From an early age, Kody Gibson knew about Christianity. He grew up in the Bible Belt in Edmond, Oklahoma, and attended church regularly where he heard the gospel and learned the basic tenets of Scripture. He professed faith in Christ in elementary school, and never experienced a time of outright rebellion against his faith.
Gibson is the new vice president for communications at Southern Seminary after working in the admissions office for five years, including as its director since 2014. But he hadn’t always planned on working in academic administration at a seminary. In fact, there was a time when, despite his upbringing in the faith, he wasn’t even sure he was saved.
At 13, he began to realize his previous conversion experience, while marked by genuine desire to understand doctrines of the Christian faith, did not include a full understanding of the gospel. Something was missing.
When he was a child, Gibson’s parents took him to church, but his grandfather, Jerry Campbell, stood as a spiritual father and mentor. Campbell loved Charles Spurgeon, and often left pamphlets or books of Spurgeon’s writings around his home and in the hands of his grandchildren. Gibson came across a particular Spurgeon pamphlet that left a special mark on Gibson’s heart and life.
“I remember reading it and being confident and confirmed in my faith,” he said. “It said ‘Our salvation is not based on our feeling of him [God], but our need of him.”
God used this Spurgeon quote to quiet Gibson’s mind, and gave him confidence in his salvation. This confidence led to a boldness in evangelism, a pursuit of personal holiness, and a resolve to challenge those around him to seek a personal relationship with Christ. During his time at Ouachita Baptist University in Arkadelphia, Arkansas, Gibson’s baseball team often traveled to away games on Sundays, and he would lead devotions with his teammates, and enjoyed the camaraderie and conversations that followed these devotions. With salvation, he said, came what he thought was a call to pastoral ministry.
“I think it was a desire from the Holy Spirit to serve,” rather than a direct call to vocational ministry.
But while working for Ouachita’s admissions office, Gibson also grew to love aspects of Christian higher education. He loved the job and enjoyed what he believed was a valuable contribution to “the mission of a Christian higher education institution,” which included educating and training future pastors, professors, missionaries, and laymen for faithful service in the church.
After college, where he studied Christian studies, Gibson planned to attend seminary in order to become a pastor or professor. What he thought was a call to vocational ministry eventually became a calling he didn’t expect.
He made plans to attend Southern Seminary. While in the admissions office at Ouachita, a university consultant began asking Gibson about his future plans. At the time, Gibson still wanted to pastor or become a professor. But he enjoyed working in admissions, which several people noticed. One of these was a consultant who worked with the school. He noted Gibson’s gifting, and said he believed Gibson’s ministry included working in admissions and higher education.
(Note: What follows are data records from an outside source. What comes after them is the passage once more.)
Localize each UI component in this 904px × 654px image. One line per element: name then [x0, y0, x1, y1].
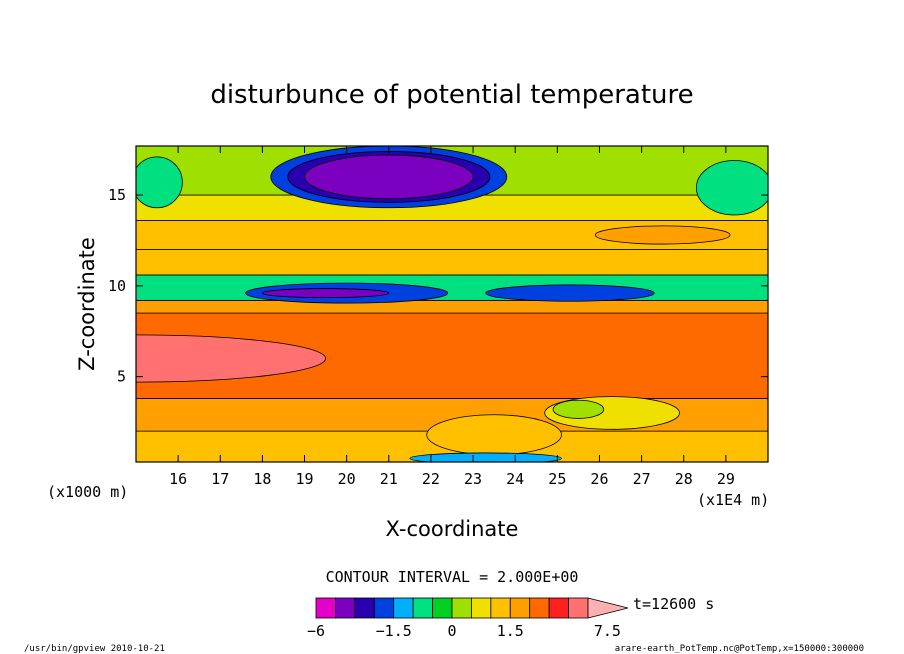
contour-band-5: [136, 249, 768, 276]
plot-frame: [135, 145, 769, 463]
x-tick-label-19: 19: [296, 470, 314, 488]
x-tick-label-16: 16: [169, 470, 187, 488]
contour-feature-12: [409, 452, 562, 462]
contour-feature-7: [261, 288, 390, 299]
colorbar-label-1_5: 1.5: [497, 622, 524, 640]
x-tick-label-26: 26: [590, 470, 608, 488]
y-tick-label-5: 5: [117, 368, 126, 386]
colorbar-swatch-2: [354, 597, 375, 619]
colorbar-swatch-3: [373, 597, 395, 619]
x-tick-label-24: 24: [506, 470, 524, 488]
y-tick-label-10: 10: [108, 277, 126, 295]
x-tick-label-17: 17: [211, 470, 229, 488]
contour-band-4: [136, 274, 768, 301]
plot-area: 16 17 18 19 20 21 22 23 24 25 26 27 28 29 5 10 15: [108, 145, 769, 488]
colorbar-swatch-9: [490, 597, 511, 619]
x-tick-label-27: 27: [633, 470, 651, 488]
colorbar: −6 −1.5 0 1.5 7.5: [307, 597, 629, 640]
colorbar-label-7_5: 7.5: [594, 622, 621, 640]
contour-feature-3: [136, 156, 183, 209]
colorbar-swatch-10: [509, 597, 531, 619]
contour-band-3: [136, 299, 768, 314]
x-tick-label-22: 22: [422, 470, 440, 488]
chart-title: disturbunce of potential temperature: [210, 80, 693, 110]
x-tick-label-18: 18: [253, 470, 271, 488]
footer-right: arare-earth_PotTemp.nc@PotTemp,x=150000:…: [615, 644, 864, 654]
contour-feature-4: [695, 160, 768, 216]
y-axis-ticks: 5 10 15: [108, 186, 768, 386]
colorbar-swatch-4: [393, 597, 414, 619]
time-label: t=12600 s: [633, 595, 714, 613]
colorbar-label-neg6: −6: [307, 622, 325, 640]
colorbar-label-0: 0: [447, 622, 456, 640]
y-axis-unit: (x1000 m): [47, 483, 128, 501]
x-axis-unit: (x1E4 m): [697, 491, 769, 509]
contour-fills: [136, 146, 768, 462]
contour-feature-6: [485, 284, 655, 302]
x-tick-label-28: 28: [675, 470, 693, 488]
x-axis-ticks: 16 17 18 19 20 21 22 23 24 25 26 27 28 29: [169, 146, 735, 488]
colorbar-swatch-12: [548, 597, 569, 619]
colorbar-extension-arrow: [587, 597, 629, 619]
colorbar-swatch-5: [412, 597, 433, 619]
contour-feature-11: [426, 414, 562, 456]
x-tick-label-25: 25: [548, 470, 566, 488]
x-axis-label: X-coordinate: [386, 517, 519, 541]
colorbar-swatch-7: [451, 597, 472, 619]
contour-feature-2: [304, 154, 474, 200]
x-tick-label-29: 29: [717, 470, 735, 488]
y-tick-label-15: 15: [108, 186, 126, 204]
contour-interval-label: CONTOUR INTERVAL = 2.000E+00: [326, 568, 579, 586]
x-tick-label-20: 20: [338, 470, 356, 488]
colorbar-swatch-8: [471, 597, 492, 619]
footer-left: /usr/bin/gpview 2010-10-21: [24, 644, 165, 654]
colorbar-swatch-6: [432, 597, 453, 619]
x-tick-label-23: 23: [464, 470, 482, 488]
y-axis-label: Z-coordinate: [75, 237, 99, 371]
x-tick-label-21: 21: [380, 470, 398, 488]
contour-feature-10: [552, 399, 605, 419]
colorbar-swatch-0: [315, 597, 336, 619]
contour-feature-8: [136, 334, 326, 383]
colorbar-label-neg1_5: −1.5: [376, 622, 412, 640]
colorbar-swatch-13: [568, 597, 589, 619]
contour-feature-13: [594, 225, 731, 245]
colorbar-swatch-1: [335, 597, 356, 619]
colorbar-swatch-11: [529, 597, 550, 619]
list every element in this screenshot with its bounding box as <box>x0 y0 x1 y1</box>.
Gibson thought nothing about this statement, and continued his plans for attending seminary for ministry preparation.
Gibson and his wife, Juli, moved to Louisville, Kentucky, to study at Southern a year later. While taking courses, Gibson’s love for higher education, the classroom, and ministry all continued to grow. He served in student ministry at his church, and while not completely convinced of his pastoral calling, continued to pursue theological education. He still to wondered, though, if the pastorate was where God wanted him.
As he studied under at Southern, he realized scholarship was inherently rigorous and often lonely. When applied to and was accepted into the Ph.D. program, Gibson realized his interest in things like church history and biblical spirituality were just that: interests, not necessarily a vocational calling. This realization paved another step in his journey to academic administration.
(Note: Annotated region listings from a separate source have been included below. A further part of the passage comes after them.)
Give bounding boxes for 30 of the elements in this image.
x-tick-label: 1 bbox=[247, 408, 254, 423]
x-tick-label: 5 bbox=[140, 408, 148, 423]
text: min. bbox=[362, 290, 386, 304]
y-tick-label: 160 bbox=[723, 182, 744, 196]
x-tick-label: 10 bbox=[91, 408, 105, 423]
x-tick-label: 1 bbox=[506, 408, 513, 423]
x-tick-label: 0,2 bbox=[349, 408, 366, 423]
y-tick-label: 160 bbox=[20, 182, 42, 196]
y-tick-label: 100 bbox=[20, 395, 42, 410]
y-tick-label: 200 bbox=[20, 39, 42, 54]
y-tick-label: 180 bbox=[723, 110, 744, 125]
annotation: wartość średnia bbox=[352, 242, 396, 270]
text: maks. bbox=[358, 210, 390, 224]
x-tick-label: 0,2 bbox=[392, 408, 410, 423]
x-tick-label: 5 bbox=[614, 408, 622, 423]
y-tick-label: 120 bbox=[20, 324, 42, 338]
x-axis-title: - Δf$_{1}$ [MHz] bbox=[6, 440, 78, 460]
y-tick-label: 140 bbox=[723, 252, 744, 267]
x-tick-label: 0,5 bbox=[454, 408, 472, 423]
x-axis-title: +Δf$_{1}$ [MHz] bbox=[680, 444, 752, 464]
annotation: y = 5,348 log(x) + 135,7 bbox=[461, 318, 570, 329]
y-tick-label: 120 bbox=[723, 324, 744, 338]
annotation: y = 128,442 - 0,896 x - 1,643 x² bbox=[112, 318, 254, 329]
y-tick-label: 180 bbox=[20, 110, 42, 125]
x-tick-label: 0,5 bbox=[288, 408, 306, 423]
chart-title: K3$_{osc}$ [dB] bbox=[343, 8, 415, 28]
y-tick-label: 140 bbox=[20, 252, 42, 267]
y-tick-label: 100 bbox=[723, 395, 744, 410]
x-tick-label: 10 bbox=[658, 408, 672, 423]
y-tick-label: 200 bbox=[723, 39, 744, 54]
When Southern’s admissions department hired him, Gibson said he began to realize his gifts and calling coincided with where God placed him in that season.
“I discovered I can do this and be faithful to the Lord,” he said. “I found something I was passionate about, that I cared about deeply: Christian higher education and fulfilling that mission. And it was something I was good at. As I started working in admissions and saw how I could live this out as a calling in ministry, was when the burden was lifted. It was like the Lord was showing me that I can do good work, can build something beautiful, and could be faithful doing it as ministry. That fit better for me than trying to go preach or be a professor.”
He served the seminary’s admissions department for almost five years before his recent transition to vice president for communications. Gibson and his wife are members of Sojourn Community Church’s East campus, and have two children: a daughter, Liv (5 years old), and a son, Campbell (2).
He sees God’s providence in the various seasons of his life, and believes God used his first job as an admissions counselor to clarify his calling. He feels at home at Southern, and believes he is where he needs to be.
“My ministry is to serve in Christian higher education, serve at a school whose mission and vision I believe in, and help support the work that’s being done here by serving in an administrative capacity.”